Point de départ de l’étude de l’IGAS, les taux de rupture des contrats d’apprentissage frappent par leur importance. Les données DARES pour 2015 font ainsi état d’un taux de rupture de 27 % pour les contrats commencés en 2011-2012. Un taux qui varie fortement selon les secteurs envisagés : de 12,1 % pour le transport logistique, il atteint 38,5 % en hôtellerie-restauration. Si l’on se réfère aux niveaux de qualification, les ruptures de contrat varient de 21,6 % pour les CAP à 27,1 % pour les bacs et brevets professionnels. Au-delà de la seule rupture, le taux d’abandon définitif est lui aussi préoccupant : il est de 21,5 % en France et concerne donc un apprenti sur cinq. En comparaison, il est de 13,3 % en Allemagne, un pays qui pratique une politique active de suivi et d’accompagnement de ses apprentis…

Pas de relance de l’apprentissage sans un suivi efficace

Réalisé dans le cadre du plan de relance de l’apprentissage de juillet 2014, le rapport de l’IGAS avait pour mission d’identifier et d’évaluer les politiques de sécurisation et de lutte contre les ruptures de contrats.
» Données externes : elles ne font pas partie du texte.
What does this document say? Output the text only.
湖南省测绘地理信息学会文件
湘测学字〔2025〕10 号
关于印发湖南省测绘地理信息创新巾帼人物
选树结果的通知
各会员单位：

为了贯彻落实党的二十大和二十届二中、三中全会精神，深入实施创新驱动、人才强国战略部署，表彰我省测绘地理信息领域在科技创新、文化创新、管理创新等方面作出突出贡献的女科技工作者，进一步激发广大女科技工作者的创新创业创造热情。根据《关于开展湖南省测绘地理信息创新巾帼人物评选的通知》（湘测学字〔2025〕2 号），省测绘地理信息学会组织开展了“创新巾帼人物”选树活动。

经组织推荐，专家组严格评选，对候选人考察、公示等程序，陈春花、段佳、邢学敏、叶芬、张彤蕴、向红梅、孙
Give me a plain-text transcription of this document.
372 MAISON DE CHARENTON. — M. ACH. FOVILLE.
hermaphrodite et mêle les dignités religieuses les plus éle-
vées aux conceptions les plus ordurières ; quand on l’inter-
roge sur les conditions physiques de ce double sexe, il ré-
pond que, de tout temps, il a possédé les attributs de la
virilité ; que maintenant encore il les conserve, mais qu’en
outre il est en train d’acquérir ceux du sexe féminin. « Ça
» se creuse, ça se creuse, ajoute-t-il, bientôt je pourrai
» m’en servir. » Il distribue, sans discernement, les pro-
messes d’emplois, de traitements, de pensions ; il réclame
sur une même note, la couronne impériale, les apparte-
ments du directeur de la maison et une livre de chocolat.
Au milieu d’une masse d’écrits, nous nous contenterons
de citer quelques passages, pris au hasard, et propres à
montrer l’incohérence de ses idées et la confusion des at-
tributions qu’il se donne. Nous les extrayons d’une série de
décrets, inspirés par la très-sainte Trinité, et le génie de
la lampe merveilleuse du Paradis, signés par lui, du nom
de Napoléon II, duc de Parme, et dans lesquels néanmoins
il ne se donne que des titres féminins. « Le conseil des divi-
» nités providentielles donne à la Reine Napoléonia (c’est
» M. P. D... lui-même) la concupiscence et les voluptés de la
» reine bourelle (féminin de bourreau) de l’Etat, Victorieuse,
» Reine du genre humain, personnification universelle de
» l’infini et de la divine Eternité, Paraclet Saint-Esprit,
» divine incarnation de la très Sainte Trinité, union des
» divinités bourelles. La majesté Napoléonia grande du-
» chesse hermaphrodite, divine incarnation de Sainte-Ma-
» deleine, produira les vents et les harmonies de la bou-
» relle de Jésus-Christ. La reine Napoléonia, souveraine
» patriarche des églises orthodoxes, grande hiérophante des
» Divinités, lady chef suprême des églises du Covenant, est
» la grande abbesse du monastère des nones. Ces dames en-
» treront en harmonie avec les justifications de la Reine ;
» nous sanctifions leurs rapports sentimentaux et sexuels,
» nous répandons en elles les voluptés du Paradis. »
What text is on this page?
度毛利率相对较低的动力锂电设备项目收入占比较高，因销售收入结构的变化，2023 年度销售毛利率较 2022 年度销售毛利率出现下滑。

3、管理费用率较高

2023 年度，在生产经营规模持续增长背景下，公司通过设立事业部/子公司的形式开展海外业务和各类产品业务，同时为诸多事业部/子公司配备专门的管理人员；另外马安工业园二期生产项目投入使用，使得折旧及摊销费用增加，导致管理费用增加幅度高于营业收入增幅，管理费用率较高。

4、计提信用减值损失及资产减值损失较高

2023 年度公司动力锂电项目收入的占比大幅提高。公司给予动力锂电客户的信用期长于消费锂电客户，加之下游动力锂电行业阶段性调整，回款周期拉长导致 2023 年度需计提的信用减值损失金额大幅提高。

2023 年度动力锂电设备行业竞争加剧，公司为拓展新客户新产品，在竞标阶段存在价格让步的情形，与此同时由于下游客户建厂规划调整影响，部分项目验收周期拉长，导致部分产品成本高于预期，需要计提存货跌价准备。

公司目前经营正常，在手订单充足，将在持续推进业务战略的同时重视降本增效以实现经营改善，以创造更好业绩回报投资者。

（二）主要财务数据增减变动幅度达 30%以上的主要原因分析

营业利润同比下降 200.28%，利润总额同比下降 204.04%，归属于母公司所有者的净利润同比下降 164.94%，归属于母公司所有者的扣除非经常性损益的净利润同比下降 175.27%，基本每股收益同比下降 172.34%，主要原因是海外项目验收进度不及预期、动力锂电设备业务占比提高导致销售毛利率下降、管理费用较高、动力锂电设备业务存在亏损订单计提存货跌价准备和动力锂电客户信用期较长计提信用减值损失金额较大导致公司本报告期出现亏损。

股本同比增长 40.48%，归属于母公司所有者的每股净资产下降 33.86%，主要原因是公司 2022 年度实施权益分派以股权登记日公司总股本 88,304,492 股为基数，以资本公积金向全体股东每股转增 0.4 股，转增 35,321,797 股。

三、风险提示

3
Conclusion ? Ces politiques sont rares, si ce n’est inexistantes. Quand elles existent, elles ne sont ni suffisamment documentées ni suffisamment objectivées pour faire l’objet d’une évaluation. Les données sont très peu centralisées, les acteurs trop éclatés… Autant de lacunes qui entravent le suivi individualisé des parcours et le bon alignement de l’offre et de la demande d’apprentissage. A contrario, l’Allemagne dispose de statistiques très riches  sur l’apprentissage. Elles permettent un suivi et une compréhension quasiment en temps réel du "marché du travail de l’apprentissage" ; elles résolvent l’inadéquation souvent observée entre profils et choix de filière des apprentis. Elles permettent, enfin, d’appréhender les difficultés rencontrées par les acteurs, avant d’atteindre le point de rupture.

Déployer des outils de suivi et de pilotage pour arrêter l’hémorragie

L’IGAS avance un certain nombre de pistes pour contrer ce phénomène : clarification des objectifs associés à la collecte des données au niveau national, constitutions d’indicateurs de pilotage, déploiement d’études pour mieux connaître les parcours des apprentis, etc. Mais aussi élaboration d’un référentiel d’auto-évaluation pour les CFA afin de mesurer, puis de partager, la nature et l’impact des actions déployées. L’étude de l’Institut Montaigne retient également la piste de la rationalisation des dispositifs de suivi. Elle passerait par la création d’une "Agence nationale pour l’apprentissage et la formation professionnelle", sur le modèle du BIBB allemand (l’Institut fédéral de formation professionnelle). Cette agence consoliderait les statistiques pertinentes et élaborerait un rapport annuel, dont les conclusions devraient utilement permettre d’améliorer le système d’apprentissage et sa gouvernance.

Suite aux conclusions du rapport de l’IGAS, un groupe de travail a été constitué au sein du Conseil national de l’emploi, de la formation et de l’orientation professionnelle. Il devra se saisir de ces enjeux afin de faire cesser l’hémorragie des contrats d’apprentissage.